The Royal Opera House, his primary employer in recent years, reimbursed freelance musicians for six weeks of cancelled works, including performances of La Traviata and Jenufa. All other projects were cancelled without pay. To him and many others, Covid-19 has exposed the “inadequacy” of arts funding in the UK. “British orchestras rely on audiences and ticket sales. When they stop everything begins to collapse.”

One lifelong professional violinist has three children and two elderly parents, with the help of a carer. Because Universal Credit “doesn’t even cover anywhere near the mortgage,” she and her husband, also a self-employed musician, “are facing losing our home.”

Nicola, a violinist of 25 years, is planning to start some work in the private care sector in order to make ends meet. She says that “being cut off from the only life you’ve ever known is like a sentence.” On her music colleagues returning, she says, “I don’t see why, with the right measures in place, audiences shouldn’t enjoy live music again if we all use common sense.” 

The Treasury plans to wind down the Self-Employed Income Support (SEISS) and the furlough scheme in the last quarter of the year. However, there will be areas where there is no opportunity to work, and risks leaving even more without any financial support. 

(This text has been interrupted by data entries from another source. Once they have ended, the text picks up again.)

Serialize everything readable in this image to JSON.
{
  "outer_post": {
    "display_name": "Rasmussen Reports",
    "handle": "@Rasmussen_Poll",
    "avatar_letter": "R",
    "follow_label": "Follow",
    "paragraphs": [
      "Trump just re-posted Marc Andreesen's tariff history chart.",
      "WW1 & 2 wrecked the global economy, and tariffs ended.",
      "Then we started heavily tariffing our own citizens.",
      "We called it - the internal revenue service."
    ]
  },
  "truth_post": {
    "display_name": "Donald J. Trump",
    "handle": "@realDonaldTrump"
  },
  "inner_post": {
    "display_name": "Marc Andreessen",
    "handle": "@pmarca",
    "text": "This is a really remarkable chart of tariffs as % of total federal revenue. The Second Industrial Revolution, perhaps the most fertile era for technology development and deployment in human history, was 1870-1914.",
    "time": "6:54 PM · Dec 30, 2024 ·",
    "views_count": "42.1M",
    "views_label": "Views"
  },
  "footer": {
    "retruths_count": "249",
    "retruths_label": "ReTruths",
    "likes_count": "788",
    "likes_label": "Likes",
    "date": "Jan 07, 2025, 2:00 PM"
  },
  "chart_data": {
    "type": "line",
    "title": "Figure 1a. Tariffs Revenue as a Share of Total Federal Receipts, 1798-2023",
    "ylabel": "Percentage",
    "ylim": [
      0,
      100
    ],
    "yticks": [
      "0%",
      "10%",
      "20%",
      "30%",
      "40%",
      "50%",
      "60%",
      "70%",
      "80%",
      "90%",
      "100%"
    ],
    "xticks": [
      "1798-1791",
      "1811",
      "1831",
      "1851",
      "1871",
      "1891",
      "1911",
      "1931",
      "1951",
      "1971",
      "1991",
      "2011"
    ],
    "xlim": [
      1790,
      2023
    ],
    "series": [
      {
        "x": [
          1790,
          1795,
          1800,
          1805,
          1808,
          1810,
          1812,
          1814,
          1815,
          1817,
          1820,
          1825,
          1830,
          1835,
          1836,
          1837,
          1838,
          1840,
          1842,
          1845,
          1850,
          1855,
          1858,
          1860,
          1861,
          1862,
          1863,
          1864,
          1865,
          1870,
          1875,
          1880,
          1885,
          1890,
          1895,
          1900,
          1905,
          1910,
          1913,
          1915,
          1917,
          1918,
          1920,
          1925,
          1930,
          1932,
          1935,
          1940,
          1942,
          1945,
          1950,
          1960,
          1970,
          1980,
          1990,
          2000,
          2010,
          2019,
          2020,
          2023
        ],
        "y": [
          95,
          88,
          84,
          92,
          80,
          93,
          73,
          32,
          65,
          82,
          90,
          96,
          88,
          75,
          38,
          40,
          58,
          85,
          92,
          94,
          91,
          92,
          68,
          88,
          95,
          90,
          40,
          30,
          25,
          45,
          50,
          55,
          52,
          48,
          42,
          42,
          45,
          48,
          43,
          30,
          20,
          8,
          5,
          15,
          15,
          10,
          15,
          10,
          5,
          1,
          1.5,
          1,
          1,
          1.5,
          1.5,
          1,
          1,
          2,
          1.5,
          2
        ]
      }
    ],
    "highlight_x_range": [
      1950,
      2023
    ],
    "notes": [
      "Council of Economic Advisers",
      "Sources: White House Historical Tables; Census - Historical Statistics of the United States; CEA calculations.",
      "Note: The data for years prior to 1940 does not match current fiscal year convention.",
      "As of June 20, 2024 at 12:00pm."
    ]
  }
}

I have witnessed the worry and exasperation play out all summer, and it is my impression that there is a lack of understanding, listening and communication between the Treasury and freelancers in England who are excluded from the support it offers. Part of the media’s job is to close that gap.

The package of emergency loans and grants via Arts Council England, announced in July, has already prevented 135 grassroots venues from being bought up, repurposed or shut. This was part of a Culture Recovery Fund, amounting to £1.57 billion. 

One theatre director, however, pointed out that this fund goes to “unavoidable” expenses, such as paying rent and maintaining buildings (which, for now, are all but empty). However, to their confusion and exasperation, “unavoidable” spending does not include the many freelancers who they wanted to support. 

Geli, having worked as a DJ, programmer, and composer, has made a life out of music. When a part-time employer did not pay her despite promising her job was secure, “panic hit.” She “fell through the cracks” of the government initiatives. She successfully claimed universal credit and artist emergency grants, including for her Community Interest Company, which covered her rent. However, she says that as she is over 60, diabetic, at high risk of COVID-19, she will be “in crisis unless I can work from home.” 

All musicians I heard from, of all ages and genres, echoed what David, a retired choir member, summed up: “More financial support from the Government, Local Authorities, and the business community, to enable us to continue,” and, crucially, to “help find new audiences and members.” The Public Campaign for the Arts says local cultural venues must be protected, too.

Echo Outdoors concert, the final piece, ‘Nimrod’ by Elgar. Credit: Echo Ensemble

Earlier this month, a socially distanced orchestra gathered in a field in North London, with tables spread out in front of the ‘stage.’ The Echo Ensemble’s Noah Max said that the concert “serves a greater purpose, which is to inspire hope… In my world, every emotion has a soundtrack, and I think it’s fair to say this final piece we are going to perform for you is the sound of hope.” Before giving the downbeat to Elgar’s ‘Nimrod,’ he thanked the audience: “We couldn’t do it without you, you complete the circuit.”

The video was captioned ‘The Music Makers,’ which Elgar wrote for an amassed gathering of orchestra and choir. The text of the work is from ‘Ode’ by Arthur O’Shaughnessy: “We are the music makers,/ And we are the dreamers of dreams,/ Wandering by lone sea-breakers,/ And sitting by desolate streams; —/ World-losers and world-forsakers,/ On whom the pale moon gleams:/ Yet we are the movers and shakers/ Of the world for ever, it seems.”